# Question about eigenvector and identity matrix

1. Oct 21, 2013

### Umayer

1. The problem statement, all variables and given/known data

I was doing this practice exam and I had to calculate the eigenvalues en vectors. The matrix had two eigenvalues, I calculated one eigenvector. But when I was performing row operations for the second eigenvector, the matrix with the second eigenvalue substitued became an identity matrix, which kinda blew my mind.

So my question is what does this mean? Does it mean that the matrix doesn't have any eigenvectors? And is it possible that it can become an identity matrix? Also I'm pretty sure that I didn't make a mistake, I put the matrix on my calculator and used the funcion "Rref" on it and the result was the identity matrix. Any help would be appreciated!

2. Relevant equations

3. The attempt at a solution

2. Oct 21, 2013

### Bryson

Every vector is an Eigenvector of the identity matrix. Perhaps I do not understand what your saying. . .

3. Oct 21, 2013

### Staff: Mentor

When you solve for the eigenvalues and eigenvectors of some square matrix A, you are trying to find nonzero vectors x for which Ax = λx. That's the same as saying (A - λI)x = 0, for some nonzero vector x. This can happen only if det(A - λI) = 0. In your row reduction, you should have ended up with a matrix with one or more rows of zeros.

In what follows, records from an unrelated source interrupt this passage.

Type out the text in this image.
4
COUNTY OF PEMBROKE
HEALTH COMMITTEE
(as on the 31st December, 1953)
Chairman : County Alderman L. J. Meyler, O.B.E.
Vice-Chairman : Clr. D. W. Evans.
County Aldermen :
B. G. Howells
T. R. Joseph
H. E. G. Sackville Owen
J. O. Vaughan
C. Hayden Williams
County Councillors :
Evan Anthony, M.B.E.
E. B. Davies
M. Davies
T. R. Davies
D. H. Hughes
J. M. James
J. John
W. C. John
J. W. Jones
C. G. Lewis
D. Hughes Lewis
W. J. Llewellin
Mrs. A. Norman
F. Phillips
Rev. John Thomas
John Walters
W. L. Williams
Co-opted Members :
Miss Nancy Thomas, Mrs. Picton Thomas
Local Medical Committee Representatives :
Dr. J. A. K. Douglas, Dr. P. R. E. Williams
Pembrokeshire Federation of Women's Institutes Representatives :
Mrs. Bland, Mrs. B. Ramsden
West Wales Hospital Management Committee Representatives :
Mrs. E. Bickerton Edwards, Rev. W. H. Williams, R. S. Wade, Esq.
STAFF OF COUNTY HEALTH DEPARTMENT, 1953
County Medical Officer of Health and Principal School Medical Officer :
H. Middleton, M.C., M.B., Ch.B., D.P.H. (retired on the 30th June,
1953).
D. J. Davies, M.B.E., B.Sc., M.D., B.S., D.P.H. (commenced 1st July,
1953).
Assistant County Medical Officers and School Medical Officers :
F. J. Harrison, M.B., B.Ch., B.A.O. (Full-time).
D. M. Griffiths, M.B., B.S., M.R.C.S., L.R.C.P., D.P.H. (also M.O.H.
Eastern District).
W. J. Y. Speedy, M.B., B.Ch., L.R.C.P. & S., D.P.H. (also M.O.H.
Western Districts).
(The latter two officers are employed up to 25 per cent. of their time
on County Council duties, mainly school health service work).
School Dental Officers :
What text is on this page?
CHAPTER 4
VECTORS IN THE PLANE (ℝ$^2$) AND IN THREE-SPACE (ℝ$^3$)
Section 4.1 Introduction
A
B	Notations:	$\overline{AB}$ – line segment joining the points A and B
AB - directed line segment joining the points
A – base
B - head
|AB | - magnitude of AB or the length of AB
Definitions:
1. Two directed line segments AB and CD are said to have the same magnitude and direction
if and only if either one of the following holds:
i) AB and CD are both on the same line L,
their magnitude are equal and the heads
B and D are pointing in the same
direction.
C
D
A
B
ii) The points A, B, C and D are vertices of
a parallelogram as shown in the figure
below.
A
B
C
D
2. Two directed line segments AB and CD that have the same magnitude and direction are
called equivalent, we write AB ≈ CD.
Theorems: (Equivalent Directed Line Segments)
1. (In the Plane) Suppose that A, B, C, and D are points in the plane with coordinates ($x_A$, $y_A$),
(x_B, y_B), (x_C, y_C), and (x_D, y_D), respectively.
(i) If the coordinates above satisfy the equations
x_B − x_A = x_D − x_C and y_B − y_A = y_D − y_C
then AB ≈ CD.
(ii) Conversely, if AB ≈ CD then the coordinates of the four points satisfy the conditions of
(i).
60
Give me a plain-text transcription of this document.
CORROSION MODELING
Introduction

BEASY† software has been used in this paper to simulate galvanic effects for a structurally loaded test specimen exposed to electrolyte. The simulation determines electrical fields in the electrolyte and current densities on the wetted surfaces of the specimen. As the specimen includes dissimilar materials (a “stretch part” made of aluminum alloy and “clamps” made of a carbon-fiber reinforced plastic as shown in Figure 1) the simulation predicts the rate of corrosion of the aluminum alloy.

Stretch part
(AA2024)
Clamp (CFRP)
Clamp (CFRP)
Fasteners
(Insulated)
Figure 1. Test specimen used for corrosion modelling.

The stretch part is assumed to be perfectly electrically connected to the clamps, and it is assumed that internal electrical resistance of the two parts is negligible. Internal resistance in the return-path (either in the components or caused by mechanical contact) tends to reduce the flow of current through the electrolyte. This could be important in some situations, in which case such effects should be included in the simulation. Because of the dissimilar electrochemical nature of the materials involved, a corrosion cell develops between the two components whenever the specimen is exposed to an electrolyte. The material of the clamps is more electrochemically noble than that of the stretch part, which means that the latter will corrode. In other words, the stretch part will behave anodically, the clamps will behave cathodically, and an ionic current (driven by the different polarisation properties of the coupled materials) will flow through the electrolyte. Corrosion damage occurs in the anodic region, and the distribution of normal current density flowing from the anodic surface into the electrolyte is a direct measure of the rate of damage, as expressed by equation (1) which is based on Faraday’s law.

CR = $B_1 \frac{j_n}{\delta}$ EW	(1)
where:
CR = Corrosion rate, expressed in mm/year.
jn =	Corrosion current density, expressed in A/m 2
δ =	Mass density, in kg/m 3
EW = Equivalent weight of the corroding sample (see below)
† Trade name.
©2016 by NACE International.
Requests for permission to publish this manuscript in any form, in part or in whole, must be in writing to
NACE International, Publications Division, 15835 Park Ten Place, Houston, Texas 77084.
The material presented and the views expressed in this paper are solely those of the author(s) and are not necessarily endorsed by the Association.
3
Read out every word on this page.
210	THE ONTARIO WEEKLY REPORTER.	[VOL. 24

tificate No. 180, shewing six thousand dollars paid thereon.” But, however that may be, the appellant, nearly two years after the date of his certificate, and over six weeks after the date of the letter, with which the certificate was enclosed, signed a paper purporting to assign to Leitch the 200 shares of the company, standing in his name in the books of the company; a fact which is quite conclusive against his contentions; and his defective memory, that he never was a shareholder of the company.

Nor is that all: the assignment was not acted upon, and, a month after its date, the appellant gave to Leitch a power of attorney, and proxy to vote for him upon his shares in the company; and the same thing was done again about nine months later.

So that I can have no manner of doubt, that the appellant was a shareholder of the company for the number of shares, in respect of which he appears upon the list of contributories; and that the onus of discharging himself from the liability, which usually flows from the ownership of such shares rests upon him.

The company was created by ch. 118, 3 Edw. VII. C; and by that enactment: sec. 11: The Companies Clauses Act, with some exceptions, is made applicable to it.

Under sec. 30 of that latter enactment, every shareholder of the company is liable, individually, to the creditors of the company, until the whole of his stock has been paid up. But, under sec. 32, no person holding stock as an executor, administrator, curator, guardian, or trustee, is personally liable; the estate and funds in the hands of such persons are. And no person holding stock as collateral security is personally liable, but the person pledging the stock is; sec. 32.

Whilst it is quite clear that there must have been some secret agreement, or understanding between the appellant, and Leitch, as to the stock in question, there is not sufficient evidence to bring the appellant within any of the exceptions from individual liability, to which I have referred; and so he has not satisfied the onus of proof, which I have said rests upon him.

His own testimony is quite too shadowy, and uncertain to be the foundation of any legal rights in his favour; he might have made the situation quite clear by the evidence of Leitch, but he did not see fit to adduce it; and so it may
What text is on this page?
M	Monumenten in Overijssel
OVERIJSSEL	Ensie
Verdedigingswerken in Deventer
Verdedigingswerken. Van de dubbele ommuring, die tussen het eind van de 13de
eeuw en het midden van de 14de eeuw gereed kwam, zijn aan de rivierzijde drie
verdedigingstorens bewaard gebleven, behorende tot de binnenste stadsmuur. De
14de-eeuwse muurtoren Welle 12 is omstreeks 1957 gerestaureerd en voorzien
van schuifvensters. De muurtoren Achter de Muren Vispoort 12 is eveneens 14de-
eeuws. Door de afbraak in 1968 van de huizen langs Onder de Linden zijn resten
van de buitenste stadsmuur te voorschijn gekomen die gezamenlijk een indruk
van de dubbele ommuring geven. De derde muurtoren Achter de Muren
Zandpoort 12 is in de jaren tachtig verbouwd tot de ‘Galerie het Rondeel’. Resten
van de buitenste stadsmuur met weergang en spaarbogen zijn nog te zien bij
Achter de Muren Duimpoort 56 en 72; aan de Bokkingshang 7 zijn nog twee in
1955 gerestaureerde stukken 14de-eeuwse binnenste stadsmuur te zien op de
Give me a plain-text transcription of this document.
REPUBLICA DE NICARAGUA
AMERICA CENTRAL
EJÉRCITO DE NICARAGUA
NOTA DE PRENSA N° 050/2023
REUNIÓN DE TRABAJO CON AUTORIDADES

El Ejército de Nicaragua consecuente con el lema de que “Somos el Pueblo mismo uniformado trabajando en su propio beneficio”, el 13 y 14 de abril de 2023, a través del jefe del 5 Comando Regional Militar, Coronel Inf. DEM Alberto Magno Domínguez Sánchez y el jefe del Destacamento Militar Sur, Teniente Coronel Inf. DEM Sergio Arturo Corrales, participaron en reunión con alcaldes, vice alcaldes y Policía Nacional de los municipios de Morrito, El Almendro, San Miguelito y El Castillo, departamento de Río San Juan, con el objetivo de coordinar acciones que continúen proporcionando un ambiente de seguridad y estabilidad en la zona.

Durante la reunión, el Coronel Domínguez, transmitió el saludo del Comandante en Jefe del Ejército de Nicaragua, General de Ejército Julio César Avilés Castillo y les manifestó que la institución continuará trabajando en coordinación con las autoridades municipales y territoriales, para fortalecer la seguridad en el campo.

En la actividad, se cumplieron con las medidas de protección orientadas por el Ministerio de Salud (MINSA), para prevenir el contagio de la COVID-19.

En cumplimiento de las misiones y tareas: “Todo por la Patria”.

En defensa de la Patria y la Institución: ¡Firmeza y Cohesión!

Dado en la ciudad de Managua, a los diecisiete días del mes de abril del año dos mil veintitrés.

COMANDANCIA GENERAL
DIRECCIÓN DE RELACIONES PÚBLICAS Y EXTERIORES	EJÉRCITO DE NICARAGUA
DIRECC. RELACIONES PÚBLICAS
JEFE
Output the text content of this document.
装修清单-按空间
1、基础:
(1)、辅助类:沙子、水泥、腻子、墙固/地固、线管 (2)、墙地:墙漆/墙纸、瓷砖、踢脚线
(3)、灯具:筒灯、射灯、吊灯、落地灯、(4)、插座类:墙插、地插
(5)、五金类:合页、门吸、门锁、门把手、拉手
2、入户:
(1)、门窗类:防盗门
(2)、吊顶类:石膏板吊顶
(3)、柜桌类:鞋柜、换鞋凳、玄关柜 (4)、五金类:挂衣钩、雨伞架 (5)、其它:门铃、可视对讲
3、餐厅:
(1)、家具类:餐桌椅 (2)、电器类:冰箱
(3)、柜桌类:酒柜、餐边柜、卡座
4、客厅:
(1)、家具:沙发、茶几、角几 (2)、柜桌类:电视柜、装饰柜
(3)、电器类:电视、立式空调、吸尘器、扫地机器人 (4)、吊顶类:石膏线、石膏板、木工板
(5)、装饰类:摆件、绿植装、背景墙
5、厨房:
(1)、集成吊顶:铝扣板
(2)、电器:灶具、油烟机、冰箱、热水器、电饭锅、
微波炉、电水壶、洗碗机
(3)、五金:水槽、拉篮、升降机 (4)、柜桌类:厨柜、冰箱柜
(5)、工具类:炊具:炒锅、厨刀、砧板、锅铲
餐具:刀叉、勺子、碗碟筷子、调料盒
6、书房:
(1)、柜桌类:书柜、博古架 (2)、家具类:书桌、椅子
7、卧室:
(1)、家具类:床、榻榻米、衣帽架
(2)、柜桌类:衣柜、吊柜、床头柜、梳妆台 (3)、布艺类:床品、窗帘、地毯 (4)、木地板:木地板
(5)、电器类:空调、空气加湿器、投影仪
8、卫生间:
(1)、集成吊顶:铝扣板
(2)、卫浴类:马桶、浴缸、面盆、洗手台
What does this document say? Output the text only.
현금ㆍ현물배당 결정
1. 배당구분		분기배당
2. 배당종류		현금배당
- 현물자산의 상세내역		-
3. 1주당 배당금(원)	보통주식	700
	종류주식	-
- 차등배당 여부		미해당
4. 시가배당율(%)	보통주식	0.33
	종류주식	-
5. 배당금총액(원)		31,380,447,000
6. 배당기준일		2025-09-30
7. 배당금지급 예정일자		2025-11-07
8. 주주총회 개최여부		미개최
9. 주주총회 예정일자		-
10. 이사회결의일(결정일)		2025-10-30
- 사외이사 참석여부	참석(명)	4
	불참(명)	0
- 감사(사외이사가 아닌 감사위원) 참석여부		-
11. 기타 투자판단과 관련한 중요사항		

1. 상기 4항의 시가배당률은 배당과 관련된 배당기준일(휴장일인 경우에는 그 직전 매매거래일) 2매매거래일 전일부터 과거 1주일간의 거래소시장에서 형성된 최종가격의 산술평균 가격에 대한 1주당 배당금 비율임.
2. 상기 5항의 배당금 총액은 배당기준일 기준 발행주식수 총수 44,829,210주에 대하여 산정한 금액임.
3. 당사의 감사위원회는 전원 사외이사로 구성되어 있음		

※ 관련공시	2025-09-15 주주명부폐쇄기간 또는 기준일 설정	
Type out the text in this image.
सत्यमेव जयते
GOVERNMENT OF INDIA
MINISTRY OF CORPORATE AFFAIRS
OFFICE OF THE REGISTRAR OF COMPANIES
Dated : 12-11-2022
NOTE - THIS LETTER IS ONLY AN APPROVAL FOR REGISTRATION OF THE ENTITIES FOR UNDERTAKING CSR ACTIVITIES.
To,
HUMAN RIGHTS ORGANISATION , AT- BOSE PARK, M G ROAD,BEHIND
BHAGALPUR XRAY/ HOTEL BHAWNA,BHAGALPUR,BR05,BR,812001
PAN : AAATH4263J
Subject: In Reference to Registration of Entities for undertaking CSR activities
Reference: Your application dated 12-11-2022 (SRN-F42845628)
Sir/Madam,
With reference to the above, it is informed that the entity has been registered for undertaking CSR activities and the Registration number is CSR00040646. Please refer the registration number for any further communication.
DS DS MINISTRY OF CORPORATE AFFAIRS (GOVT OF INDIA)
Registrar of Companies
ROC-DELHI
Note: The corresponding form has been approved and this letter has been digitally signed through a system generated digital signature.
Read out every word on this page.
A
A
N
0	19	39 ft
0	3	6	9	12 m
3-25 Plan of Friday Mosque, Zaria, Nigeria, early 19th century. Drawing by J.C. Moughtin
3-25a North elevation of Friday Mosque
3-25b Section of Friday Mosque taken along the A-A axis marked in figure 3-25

It would help if you showed us the matrix you started with, and what you ended with after row reduction.

4. Oct 21, 2013

### Ray Vickson

Please show us the actual matrix.

5. Oct 22, 2013

### Umayer

1. The problem statement, all variables and given/known data
Actually I figured it out, I forgot to put a minus when calculating the determinant. But I'll write down the matrix. This is the matrix given: $$\begin{pmatrix} 1 & 1 & 2\\ 4 & 0 & 2\\ -2 & 1 & 1 \end{pmatrix}$$

So when determining the eigenvalues the matrix will become: $$\begin{pmatrix} 1-λ & 1 & 2\\ 4 & -λ & 2\\ -2 & 1 & 1-λ \end{pmatrix}$$

2. Relevant equations
This is how I calculated the determinant:

$A11: (1-λ)([-λ(1-λ)]-2)=(1-λ)(λ^2-λ-2)$
$A12: -1([4(1-λ)]-[2*-2])=-8+4λ$ (This is where I forgot the minus in front of the 1.)
$A13: 2([1*4]-[-2*-λ])=8-4λ$

A12 and A13 cancels each other out so:

$detA = 0 → (1-λ)(λ^2-λ-2)=0$

So the eigenvalues are: $λ=1$, $λ=2$ , $λ=-1$

I then had to calculate two eigenvectors, I chose 1 and 2 which are respectively:$$\frac{√6}{3} \begin{pmatrix} 0,5\\ 1\\ -0,5 \end{pmatrix}$$

$$\frac{1}{√35} \begin{pmatrix} -3\\ -5\\ 1 \end{pmatrix}$$

I believe this is the correct answer.

3. The attempt at a solution
So now my question is when I was calculating the determinant, I forgot the minus so my answers became this: $λ=2$, $λ^2=9$

I inserted $λ=3$ into the eigenvalue matrix, it became this:$$\begin{pmatrix} -2 & 1 & 2\\ 4 & -3 & 2\\ -2 & 1 & -2 \end{pmatrix}$$

Performing row operations the matrix will become:$$\begin{pmatrix} 1 & 0 & 0\\ 0 & 1 & 0\\ 0 & 0 & 1 \end{pmatrix}$$

Can a situation like this ever occur? I hope this clears a little bit up.